La réforme territoriale du point de vue de la culture.

Du point de vue des politiques culturelles,  les annonces du nouveau premier  ministre  dans le cadre de son discours de politique générale, à propos de la réforme territoriale,  suscitent l’inquiétude.  Car, dans une même affirmation, la suppression des départements, le regroupement des régions, et la disparition de la clause de compétence générale pourraient être lus comme la fin prévisible de ressources publiques importantes en faveur des politiques culturelles territoriales.

La recherche d’économie est une chose, la simplification administrative évidemment nécessaire en est une autre, mais la survie du modèle public de la culture en France, doit également rester un enjeu  majeur.
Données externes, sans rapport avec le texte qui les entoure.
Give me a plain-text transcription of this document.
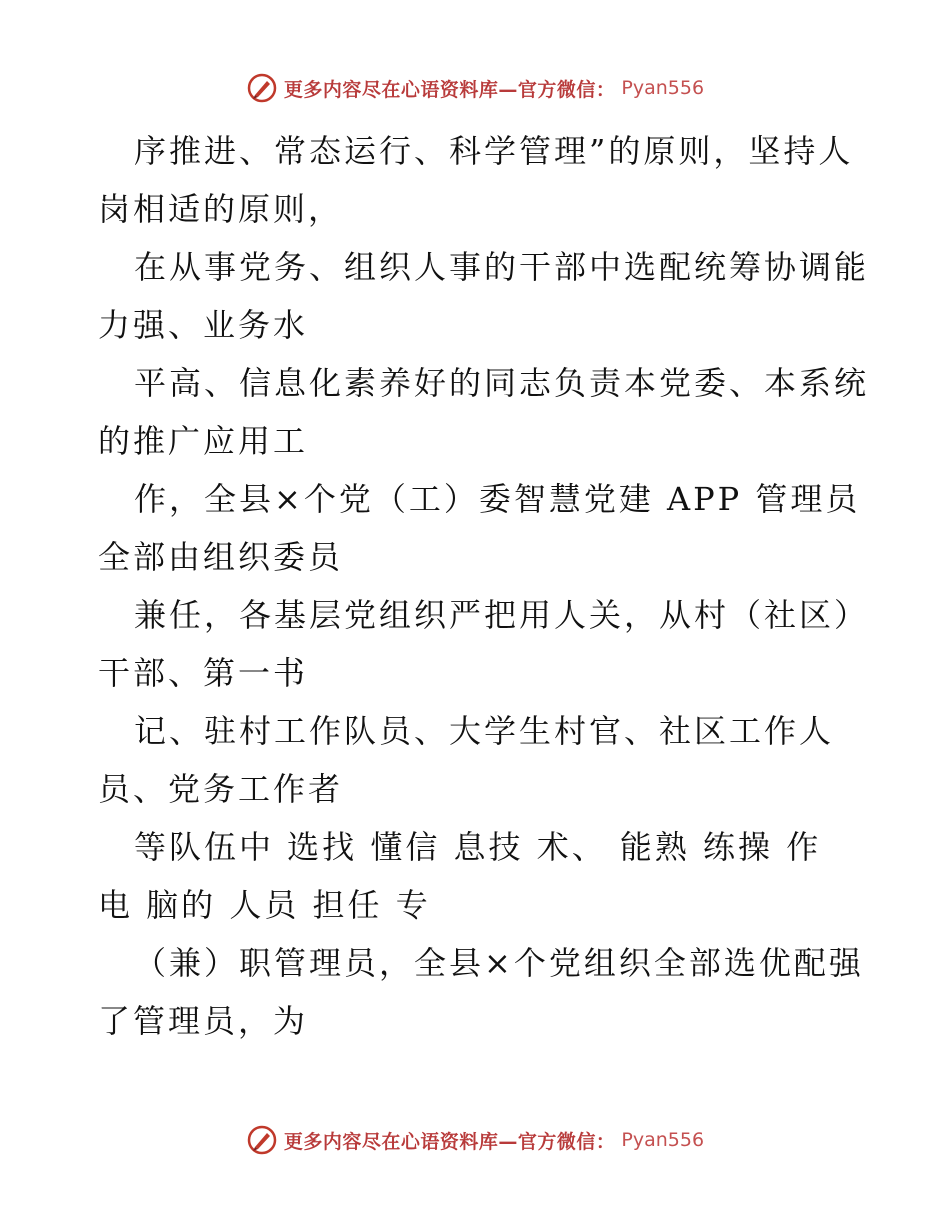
更多内容尽在心语资料库—官方微信： Pyan556

序推进、常态运行、科学管理”的原则，坚持人
岗相适的原则，

在从事党务、组织人事的干部中选配统筹协调能
力强、业务水

平高、信息化素养好的同志负责本党委、本系统
的推广应用工

作，全县×个党（工）委智慧党建 APP 管理员
全部由组织委员

兼任，各基层党组织严把用人关，从村（社区）
干部、第一书

记、驻村工作队员、大学生村官、社区工作人
员、党务工作者

等队伍中 选找 懂信 息技 术、 能熟 练操 作
电 脑的 人员 担任 专

（兼）职管理员，全县×个党组织全部选优配强
了管理员，为

更多内容尽在心语资料库—官方微信： Pyan556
Je fais partie de ceux qui pensent que toute réforme territoriale doit réinventer simultanément le  financement public de la culture, lequel  ne peut reposer sur les seules villes  qui n’auront évidemment pas les moyens de compenser les crédits manquants des départements et des régions.

Quand on annonce ainsi la suppression de la compétence générale et la disparition des départements à échéance de 7 ans, on crée la menace sur les politiques culturelles qui se sont construites depuis 30 ans  grâce à l’autonomie locale et à l’investissement massif des collectivités territoriales dans ces domaines.

L’histoire administrative française a abouti à une complexité administrative réelle et incompréhensible du citoyen. Certes et dont acte. Mais, avant de jeter le bébé avec l’eau du bain, c’est-à-dire la culture dans le bain de la réforme territoriale,  il est intéressant d’observer ce que les politiques culturelles, précisément, ont inventé dans ce contexte administratif, évitant ici les dérives clientélistes, limitant là les excès des politiques étatiques un brin prétentieuses. 

Les financements croisés, loin d’être un machin en plus, constituent au contraire  la garantie de l’intérêt général. Il faut être au moins trois pour qu’un projet se fasse, la ville d’abord, et deux autres collectivités partenaires (dont l’Etat), ensuite. La compétence générale, ainsi déclinée, a de fait inventé une modalité de travail qui devrait au contraire nourrir le financement public de la culture de demain, et peut-être inspirer d’autres politiques sectorielles : Aucun projet culturel ne devrait pouvoir être financé par une collectivité seule, mais associer au moins deux ou trois partenaires publics différents. Voilà l’idée majeure. Ne réduisons pas la culture à l’insultante posture d’être une politique « facultative », car non obligatoire, rendons la « impérative » car multi financée, seul garant de l’intérêt général et de l’efficacité de l’action publique, par combinaison des échelles territoriales différentes aux objectifs chaque fois renouvelés.

Si les départements disparaissent (étrange proposition 10 ans après leur avoir transféré la compétence sociale et avoir ainsi fait supporter la solidarité nationale à l’échelle locale) par absorption dans les métropoles, il faut que les métropoles, avec les villes et les régions, conservent la possibilité de construire des politiques culturelles volontaristes et que le critère du multi financement s’impose, tout en rendant enfin possible  - choc de simplification oblige – le dossier unique de subvention pour tous les partenaires associatifs.

Dans ces conditions, nous aurons fait œuvre utile et nous verrons disparaître ces multiples projets événementiels qui ne structurent rien d’un point de vue culturel, mais servent à la communication politique et à l’orgueil alibi de quelques élus. Que telle collectivité se substitue à telle autre importe peu, ce qui compte, c’est que les politiques culturelles restent au centre des enjeux publics et que le financement soit assuré, par transferts de moyens et grâce à une fiscalité autonome et équitable.

Il y a ainsi grand danger à annoncer des réformes de telles envergures, et déclencher des réactions opposées, par oubli de la richesse des politiques publiques de la culture qui ont été  financées grâce à une compétence générale ayant permis d’inventer un modèle nouveau et efficace du financement d’une politique publique.

Le « mille feuilles » a parfois généré de belles actions et n’a pas été que le symbole de la gabegie souvent invoquée. Prenons garde à ne pas les faire disparaître dans un souci d’économie, et observer, dix ans plus tard, la mort lente des territoires qui auront perdu une part de leur attractivité,  car les politiques culturelles et patrimoniales, qui étaient sans doute facultatives du point de vue juridique, demeuraient indispensables à l’épanouissement individuel et collectif.

On ne devrait plus pouvoir parler de réforme territoriale sans parler de politique culturelle. C’est sans doute ce qui a manqué aux propos du premier ministre dans sa première déclaration de politique générale. Car l’invention des financements croisés a fait naître une richesse culturelle majeure qui devrait davantage inspirer les réformateurs des collectivités.